Returning prescribed fire to California forests is the focus of a new climate-adaptation plan from the Karuk Tribe, but the federal government will need to play big role.
More and more land in California is going up in flames. The area in the state burned by wildfires has increased by a factor of five since 1972, according to a recent study, which identified human-caused warming the likely culprit.
The Karuk Tribe wants to fight fire with fire. This summer the tribe, one of the largest in the state, released a climate-adaptation plan that calls for a return to a more natural fire regime. According to the plan, using prescribed burns at appropriate times of the year in place of the current policy of fire suppression would reduce the possibility of high-severity fires, which have proven deadly and costly for California in recent years and are expected to worsen as the climate warms.
“Climate adaptation is about restoring human responsibilities and appropriate relationships to the natural world,” says Bill Tripp, deputy director of Karuk Natural Resources Department and a co-author of the plan.
Wildfires have always been a part of the ecology of California, and “Karuk people have long been part of the ecosystem,” says Tripp. Prescribed burning, in particular, has been a key part of cultural practices of Indigenous people for millennia. As the Karuk climate plan explains, “Due in part to these thousands of years of purposeful fire management, the forests of this region are ecologically dependent on fires that are low in heat production, or ‘cooler’ fires.”
But much of that historic burning was snuffed out with the arrival of white settlers and a century-long U.S. government policy of fire suppression. In the Karuk territory and many other areas of the West, ecosystems are adapted to burn frequently, but suppression disrupts those natural processes. Instead, forests end up with dense, homogenous stands of trees, meadows are crowded out and dead materials accumulate on the forest floor — all of which can contribute to high-intensity fires that are now being supersized by warmer, drier forest conditions.
For the Karuk this has consequences for everything from food to culture. As the plan explains, “The exclusion of fire has led to radical ecological changes including high fuel loads, decreased habitat for large game such as elk and deer, reduction in the quantity and quality of acorns, and alteration of growth patterns of basketry materials such as hazel and willow.”

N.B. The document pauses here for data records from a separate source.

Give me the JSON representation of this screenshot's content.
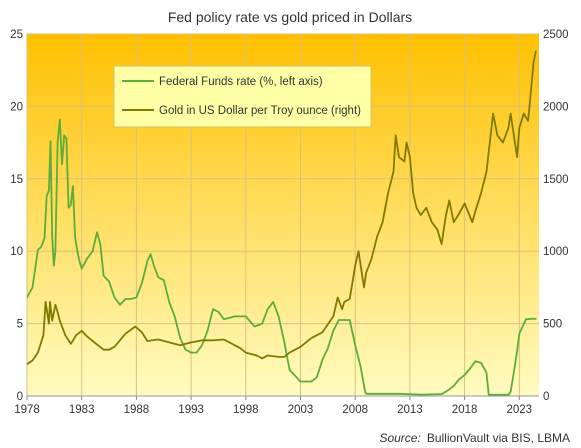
{
  "chart_data": {
    "type": "line",
    "title": "Fed policy rate vs gold priced in Dollars",
    "source_label": "Source:",
    "source_text": "BullionVault via  BIS, LBMA",
    "x_ticks": [
      "1978",
      "1983",
      "1988",
      "1993",
      "1998",
      "2003",
      "2008",
      "2013",
      "2018",
      "2023"
    ],
    "y_left_ticks": [
      "0",
      "5",
      "10",
      "15",
      "20",
      "25"
    ],
    "y_right_ticks": [
      "0",
      "500",
      "1000",
      "1500",
      "2000",
      "2500"
    ],
    "xlim": [
      1978,
      2024.8
    ],
    "ylim_left": [
      0,
      25
    ],
    "ylim_right": [
      0,
      2500
    ],
    "grid": true,
    "legend_position": "top-left",
    "background_gradient": [
      "#ffc000",
      "#fffbc0"
    ],
    "series": [
      {
        "name": "Federal Funds rate (%, left axis)",
        "axis": "left",
        "color": "#5cad3a",
        "x": [
          1978.0,
          1978.5,
          1979.0,
          1979.3,
          1979.6,
          1979.8,
          1980.0,
          1980.15,
          1980.3,
          1980.45,
          1980.6,
          1980.8,
          1981.0,
          1981.2,
          1981.4,
          1981.6,
          1981.8,
          1982.0,
          1982.2,
          1982.4,
          1982.6,
          1982.8,
          1983.0,
          1983.5,
          1984.0,
          1984.4,
          1984.7,
          1985.0,
          1985.5,
          1986.0,
          1986.5,
          1987.0,
          1987.5,
          1988.0,
          1988.5,
          1989.0,
          1989.3,
          1989.6,
          1990.0,
          1990.5,
          1991.0,
          1991.5,
          1992.0,
          1992.5,
          1993.0,
          1993.5,
          1994.0,
          1994.5,
          1995.0,
          1995.5,
          1996.0,
          1997.0,
          1998.0,
          1998.8,
          1999.5,
          2000.0,
          2000.5,
          2001.0,
          2001.5,
          2002.0,
          2003.0,
          2004.0,
          2004.5,
          2005.0,
          2005.5,
          2006.0,
          2006.5,
          2007.0,
          2007.5,
          2008.0,
          2008.5,
          2008.9,
          2009.0,
          2010.0,
          2012.0,
          2014.0,
          2015.9,
          2016.5,
          2017.0,
          2017.5,
          2018.0,
          2018.5,
          2019.0,
          2019.5,
          2020.0,
          2020.2,
          2021.0,
          2022.0,
          2022.2,
          2022.5,
          2022.8,
          2023.0,
          2023.3,
          2023.6,
          2024.0,
          2024.5
        ],
        "values": [
          6.8,
          7.5,
          10.1,
          10.3,
          10.9,
          13.8,
          14.2,
          17.6,
          11.0,
          9.0,
          10.0,
          17.5,
          19.1,
          16.0,
          18.0,
          17.8,
          13.0,
          13.2,
          14.5,
          11.0,
          10.0,
          9.3,
          8.8,
          9.5,
          10.0,
          11.3,
          10.5,
          8.3,
          7.9,
          6.8,
          6.3,
          6.7,
          6.7,
          6.8,
          7.8,
          9.3,
          9.8,
          9.0,
          8.2,
          8.0,
          6.5,
          5.5,
          4.0,
          3.2,
          3.0,
          3.0,
          3.5,
          4.5,
          6.0,
          5.8,
          5.3,
          5.5,
          5.5,
          4.8,
          5.0,
          6.0,
          6.5,
          5.5,
          3.8,
          1.8,
          1.0,
          1.0,
          1.3,
          2.5,
          3.3,
          4.5,
          5.25,
          5.25,
          5.25,
          3.5,
          2.0,
          0.3,
          0.15,
          0.15,
          0.15,
          0.1,
          0.13,
          0.4,
          0.7,
          1.15,
          1.45,
          1.9,
          2.4,
          2.3,
          1.6,
          0.1,
          0.08,
          0.08,
          0.3,
          1.6,
          3.1,
          4.3,
          4.8,
          5.3,
          5.33,
          5.33
        ]
      },
      {
        "name": "Gold in US Dollar per Troy ounce (right)",
        "axis": "right",
        "color": "#807a00",
        "x": [
          1978.0,
          1978.5,
          1979.0,
          1979.5,
          1979.7,
          1980.0,
          1980.1,
          1980.3,
          1980.6,
          1980.8,
          1981.0,
          1981.5,
          1982.0,
          1982.5,
          1983.0,
          1983.5,
          1984.0,
          1984.5,
          1985.0,
          1985.5,
          1986.0,
          1987.0,
          1987.9,
          1988.5,
          1989.0,
          1990.0,
          1991.0,
          1992.0,
          1993.0,
          1993.7,
          1994.0,
          1995.0,
          1996.0,
          1997.0,
          1997.5,
          1998.0,
          1999.0,
          1999.5,
          2000.0,
          2001.0,
          2001.5,
          2002.0,
          2003.0,
          2004.0,
          2005.0,
          2006.0,
          2006.4,
          2006.8,
          2007.0,
          2007.5,
          2008.0,
          2008.3,
          2008.8,
          2009.0,
          2009.5,
          2010.0,
          2010.5,
          2011.0,
          2011.5,
          2011.7,
          2012.0,
          2012.5,
          2012.7,
          2013.0,
          2013.3,
          2013.6,
          2014.0,
          2014.5,
          2015.0,
          2015.5,
          2015.9,
          2016.3,
          2016.6,
          2017.0,
          2017.5,
          2018.0,
          2018.7,
          2019.0,
          2019.5,
          2020.0,
          2020.6,
          2021.0,
          2021.5,
          2022.0,
          2022.2,
          2022.8,
          2023.0,
          2023.4,
          2023.8,
          2024.0,
          2024.3,
          2024.5
        ],
        "values": [
          220,
          245,
          300,
          420,
          650,
          500,
          650,
          520,
          630,
          580,
          520,
          420,
          360,
          420,
          450,
          410,
          380,
          350,
          320,
          320,
          340,
          430,
          480,
          440,
          380,
          390,
          370,
          350,
          370,
          380,
          385,
          385,
          390,
          350,
          330,
          300,
          280,
          260,
          280,
          270,
          270,
          300,
          340,
          400,
          440,
          550,
          680,
          600,
          650,
          670,
          900,
          1000,
          750,
          850,
          950,
          1100,
          1200,
          1400,
          1550,
          1800,
          1650,
          1620,
          1750,
          1650,
          1400,
          1300,
          1250,
          1300,
          1200,
          1150,
          1050,
          1250,
          1350,
          1200,
          1260,
          1330,
          1200,
          1280,
          1400,
          1550,
          1950,
          1800,
          1750,
          1850,
          1950,
          1650,
          1850,
          1950,
          1900,
          2050,
          2300,
          2380
        ]
      }
    ]
  }
}
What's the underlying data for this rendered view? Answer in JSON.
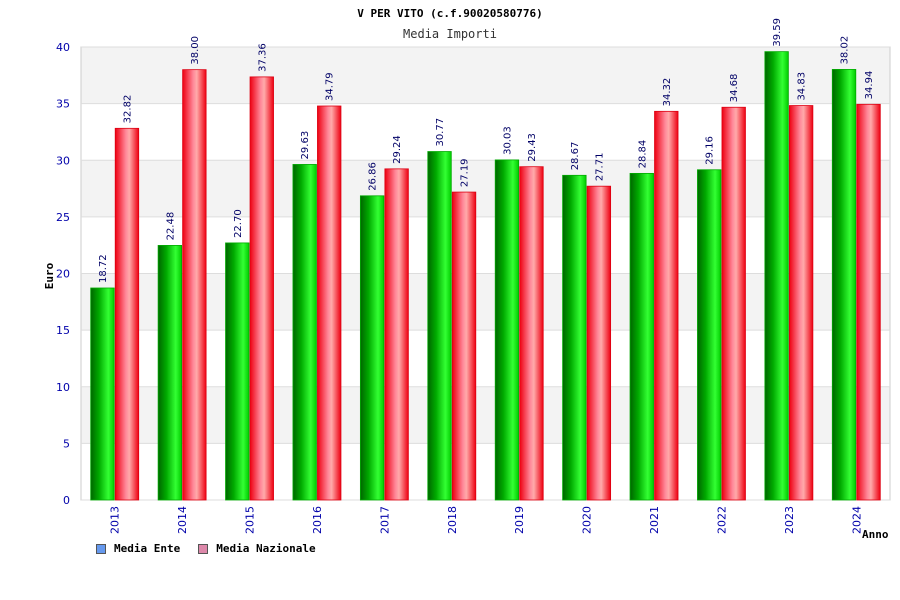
{
  "chart_data": {
    "type": "bar",
    "title": "V PER VITO (c.f.90020580776)",
    "subtitle": "Media Importi",
    "xlabel": "Anno",
    "ylabel": "Euro",
    "ylim": [
      0,
      40
    ],
    "yticks": [
      "0",
      "5",
      "10",
      "15",
      "20",
      "25",
      "30",
      "35",
      "40"
    ],
    "grid": true,
    "legend_placement": "bottom-left",
    "categories": [
      "2013",
      "2014",
      "2015",
      "2016",
      "2017",
      "2018",
      "2019",
      "2020",
      "2021",
      "2022",
      "2023",
      "2024"
    ],
    "series": [
      {
        "name": "Media Ente",
        "color": "#00cc00",
        "legend_color": "#6699ee",
        "values": [
          18.72,
          22.48,
          22.7,
          29.63,
          26.86,
          30.77,
          30.03,
          28.67,
          28.84,
          29.16,
          39.59,
          38.02
        ],
        "labels": [
          "18.72",
          "22.48",
          "22.70",
          "29.63",
          "26.86",
          "30.77",
          "30.03",
          "28.67",
          "28.84",
          "29.16",
          "39.59",
          "38.02"
        ]
      },
      {
        "name": "Media Nazionale",
        "color": "#ff2233",
        "legend_color": "#dd88aa",
        "values": [
          32.82,
          38.0,
          37.36,
          34.79,
          29.24,
          27.19,
          29.43,
          27.71,
          34.32,
          34.68,
          34.83,
          34.94
        ],
        "labels": [
          "32.82",
          "38.00",
          "37.36",
          "34.79",
          "29.24",
          "27.19",
          "29.43",
          "27.71",
          "34.32",
          "34.68",
          "34.83",
          "34.94"
        ]
      }
    ]
  }
}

The Karuk’s climate-adaptation plan is an effort to shift the management dynamic and builds on some recent cooperative work among the Forest Service, the Karuk and other local groups.

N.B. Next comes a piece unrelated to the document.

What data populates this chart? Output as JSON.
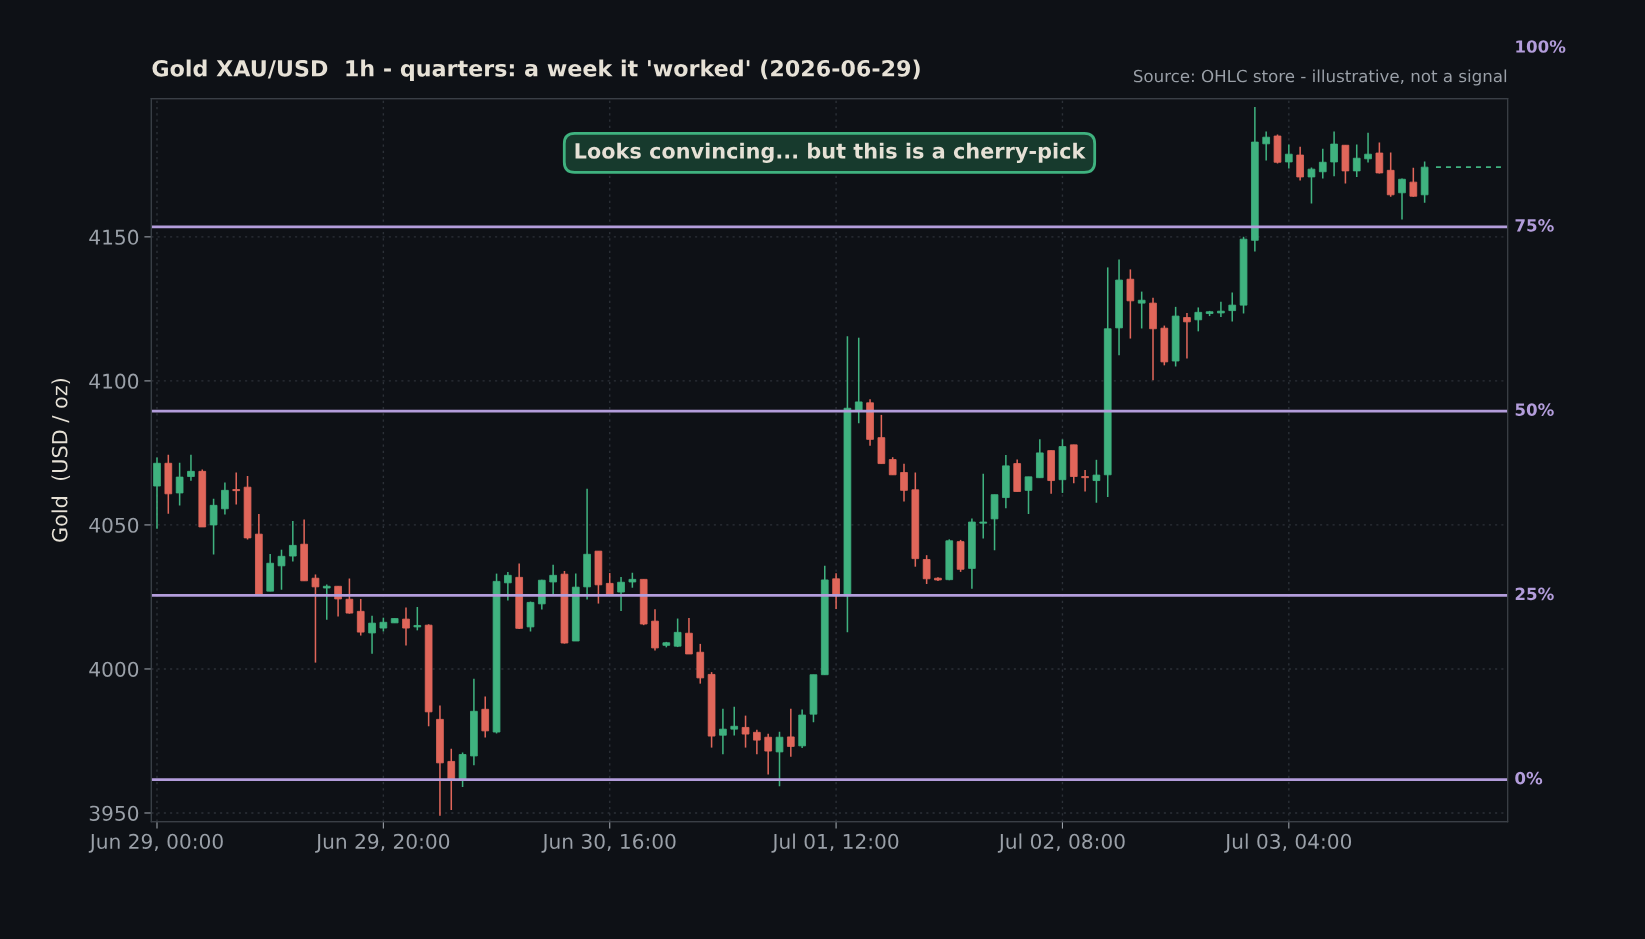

“This plan is years in the making and we’re hoping we’ll be able to actually start to change the paradigm in the way fire is managed in Karuk country,” says Tripp.
The Karuk’s plan is also part of a growing effort from dozens of tribes across the United States to assess climate vulnerability and build adaptation plans, although each tribe faces unique challenges, especially tribes without federal recognition. (The Karuk have federal recognition, a relative rarity in California.)
“Indigenous people are disproportionately impacted by the changing climate as they lack the financial resources to build new infrastructure,” says Kari Norgaard, associate professor of sociology and environmental studies at the University of Oregon and a co-author of the Karuk plan. “But for the Karuk, their vulnerability to climate change is also a function of state policy — the Karuk’s ability to do what they want to do is reduced because of those structural conditions.” Basic management decisions regarding land-use, logging and fire policy are out of their hands.
At the same time, says Norgaard, tribal members possess a wealth of information on the management of local ecosystems that should play a leading role as the region plans for how to cope with climate impacts.
“Native American tribes and native nations have been at the forefront of a lot of climate work, whether that’s in the-street-protests or putting up solar panels or doing climate adaptation plans,” she says.
“One of the biggest obstacles is the sense that indigenous knowledge is sort of dead or not valid,” says Norgaard, who has conducted collaborative research projects with the Karuk since 2003. “Many people just do not understand how much indigenous knowledge about fire use is really a modern science still today.” Western scientists have increasingly called for the incorporation of traditional ecological knowledge into new plans for reintroducing natural fire regimes back to the landscape.
“Prescribed fire is one of the most widely advocated management practices for reducing wildfire hazard and has a long and rich tradition rooted in indigenous and local ecological knowledge,” Crystal A. Kolden, an associate professor in the Department of Forest, Rangeland and Fire Sciences at the University of Idaho, wrote in a report in the journal Fire. “The scientific literature has repeatedly reported that prescribed fire is often the most effective means of achieving such goals by reducing fuels and wildfire hazard and restoring ecological function to fire-adapted ecosystems in the United States following a century of fire exclusion.”
There’s also the public perception or “social license,” he says. Twenty years ago, the majority of people believed that all fire was bad, says Tripp. But he’s seen that mentality shift in recent years. More and more people are learning that fire can be used beneficially — although it can be still be a tough sell in a state that has seen recent wildfires claim dozens of lives.
But the Karuk are hoping to convince people through example. The tribe has been working closely for years to develop a plan with the Six Rivers National Forest on a 5,500-acre demonstration project that will allow them to begin some restoration and prescribed burning in the national forest. They hope to carry the lessons learned from that work to further efforts, says Tripp.